Johnson's understanding and exposure of Federal oppression and slavery is echoed by one of the north's preeminent abolitionists and activists, Lysander Spooner. He wrote around the same time:

"The principle, on which the war was waged by the North, was simply this: That men may rightfully be compelled to submit to, and support, a government that they do not want; and that resistance, on their part, makes them traitors and criminals. No principle, that is possible to be named, can be more self-evidently false than this; or more self-evidently fatal to all political freedom. Yet it triumphed in the field, and is now assumed to be established. If it really be established, the number of slaves, instead of having been diminished by the war, has been greatly increased; for a man, thus subjected to a government that he does not want, is a slave. And there is no difference, in principle --- but only in degree --- between political and chattel slavery. The former, no less than the latter, denies a man's ownership of himself and the products of his labor; and asserts that other men may own him, and dispose of him and his property, for their uses, and at their pleasure."

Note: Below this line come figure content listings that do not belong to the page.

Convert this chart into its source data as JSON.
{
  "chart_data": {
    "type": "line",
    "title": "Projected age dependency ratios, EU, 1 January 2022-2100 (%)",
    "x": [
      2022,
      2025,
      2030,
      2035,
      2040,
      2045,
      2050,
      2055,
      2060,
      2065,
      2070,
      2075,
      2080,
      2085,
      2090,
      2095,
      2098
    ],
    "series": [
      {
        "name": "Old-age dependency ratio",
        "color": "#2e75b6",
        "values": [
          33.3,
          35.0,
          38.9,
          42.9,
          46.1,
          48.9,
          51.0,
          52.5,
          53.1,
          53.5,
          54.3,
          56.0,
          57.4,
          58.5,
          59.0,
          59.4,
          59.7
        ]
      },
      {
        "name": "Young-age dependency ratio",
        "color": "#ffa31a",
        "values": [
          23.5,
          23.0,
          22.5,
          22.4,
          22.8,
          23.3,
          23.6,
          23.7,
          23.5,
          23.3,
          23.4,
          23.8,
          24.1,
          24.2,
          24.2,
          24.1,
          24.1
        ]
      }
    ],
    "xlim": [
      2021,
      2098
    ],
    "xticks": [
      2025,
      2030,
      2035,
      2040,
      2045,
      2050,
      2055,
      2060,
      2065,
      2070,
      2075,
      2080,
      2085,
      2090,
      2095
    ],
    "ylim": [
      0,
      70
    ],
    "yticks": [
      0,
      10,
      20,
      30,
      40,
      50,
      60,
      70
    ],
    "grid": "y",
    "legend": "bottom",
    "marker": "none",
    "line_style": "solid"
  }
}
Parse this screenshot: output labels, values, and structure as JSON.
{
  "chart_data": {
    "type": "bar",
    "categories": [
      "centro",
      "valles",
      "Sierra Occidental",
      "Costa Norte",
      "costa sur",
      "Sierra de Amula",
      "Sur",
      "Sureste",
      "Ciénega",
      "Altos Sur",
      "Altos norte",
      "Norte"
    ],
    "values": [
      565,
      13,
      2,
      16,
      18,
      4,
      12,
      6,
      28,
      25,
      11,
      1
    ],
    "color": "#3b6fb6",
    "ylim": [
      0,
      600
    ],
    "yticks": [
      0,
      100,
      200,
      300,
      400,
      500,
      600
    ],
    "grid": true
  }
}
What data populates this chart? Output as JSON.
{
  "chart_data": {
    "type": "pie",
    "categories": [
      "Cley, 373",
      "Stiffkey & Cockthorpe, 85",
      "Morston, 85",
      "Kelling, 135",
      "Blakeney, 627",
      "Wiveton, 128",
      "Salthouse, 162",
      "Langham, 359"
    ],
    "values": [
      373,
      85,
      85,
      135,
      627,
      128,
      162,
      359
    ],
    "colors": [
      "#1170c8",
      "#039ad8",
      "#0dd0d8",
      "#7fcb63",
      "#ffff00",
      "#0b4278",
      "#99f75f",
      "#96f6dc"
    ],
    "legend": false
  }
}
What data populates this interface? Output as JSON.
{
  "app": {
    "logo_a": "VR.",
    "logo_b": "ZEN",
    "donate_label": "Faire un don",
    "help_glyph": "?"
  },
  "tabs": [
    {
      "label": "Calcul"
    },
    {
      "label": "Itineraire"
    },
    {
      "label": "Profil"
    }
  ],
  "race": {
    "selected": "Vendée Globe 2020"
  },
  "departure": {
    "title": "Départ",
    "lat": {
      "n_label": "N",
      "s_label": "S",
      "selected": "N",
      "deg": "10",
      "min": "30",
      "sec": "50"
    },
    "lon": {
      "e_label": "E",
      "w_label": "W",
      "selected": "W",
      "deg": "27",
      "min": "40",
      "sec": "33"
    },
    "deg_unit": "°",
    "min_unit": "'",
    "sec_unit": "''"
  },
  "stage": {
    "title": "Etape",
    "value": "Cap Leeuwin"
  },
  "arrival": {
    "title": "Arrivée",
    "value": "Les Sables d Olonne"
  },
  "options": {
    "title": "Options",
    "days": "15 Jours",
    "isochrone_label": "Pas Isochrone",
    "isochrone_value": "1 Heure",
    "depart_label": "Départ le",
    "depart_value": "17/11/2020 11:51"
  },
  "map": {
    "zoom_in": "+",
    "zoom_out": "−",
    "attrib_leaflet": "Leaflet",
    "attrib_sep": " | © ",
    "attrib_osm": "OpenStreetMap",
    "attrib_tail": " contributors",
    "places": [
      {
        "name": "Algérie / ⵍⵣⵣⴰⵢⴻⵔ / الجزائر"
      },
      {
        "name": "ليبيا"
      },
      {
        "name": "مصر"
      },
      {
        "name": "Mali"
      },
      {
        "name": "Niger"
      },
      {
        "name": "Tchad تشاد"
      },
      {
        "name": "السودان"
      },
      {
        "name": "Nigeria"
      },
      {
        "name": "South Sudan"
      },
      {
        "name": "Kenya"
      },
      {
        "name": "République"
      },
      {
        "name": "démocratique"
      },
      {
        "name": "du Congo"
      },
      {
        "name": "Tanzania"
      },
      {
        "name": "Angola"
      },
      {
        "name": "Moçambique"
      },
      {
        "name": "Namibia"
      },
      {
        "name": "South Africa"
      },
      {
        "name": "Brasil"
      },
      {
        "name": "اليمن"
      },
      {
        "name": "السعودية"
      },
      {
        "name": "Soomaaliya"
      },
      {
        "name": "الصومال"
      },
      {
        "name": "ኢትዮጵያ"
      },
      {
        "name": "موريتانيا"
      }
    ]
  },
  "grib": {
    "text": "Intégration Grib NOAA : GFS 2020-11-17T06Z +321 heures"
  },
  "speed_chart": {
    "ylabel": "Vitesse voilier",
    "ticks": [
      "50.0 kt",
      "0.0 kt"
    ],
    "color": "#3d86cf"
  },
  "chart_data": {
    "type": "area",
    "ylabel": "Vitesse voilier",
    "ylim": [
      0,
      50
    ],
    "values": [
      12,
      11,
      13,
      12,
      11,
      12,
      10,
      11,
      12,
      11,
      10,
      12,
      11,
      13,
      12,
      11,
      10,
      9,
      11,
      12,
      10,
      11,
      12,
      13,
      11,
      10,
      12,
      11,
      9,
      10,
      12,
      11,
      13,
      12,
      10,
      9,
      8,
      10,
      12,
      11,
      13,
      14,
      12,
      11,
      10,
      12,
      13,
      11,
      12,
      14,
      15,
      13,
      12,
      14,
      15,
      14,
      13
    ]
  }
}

I submit these are some of the ideas at the heart of those of us who love the South, are proud of her symbols and history---and who seek to re-assert them now, at the time when it has become increasingly clear that the Central Government is seeking to usurp more and more of our liberties and increasingly consolidate power into the hands of the few.

It is liberty, not slavery that drives us in this critical time––but who among our enemies cares to take the time to inquire? After all, they're too busy imposing the Imperial Will upon us poor subject/victims of their Empire.

Too late, it seems, they will remember the eternal truth: Sic sempre tyrannis!
We are Americans; we must be free! We are Americans; we will be free! Sic sempre tyranis!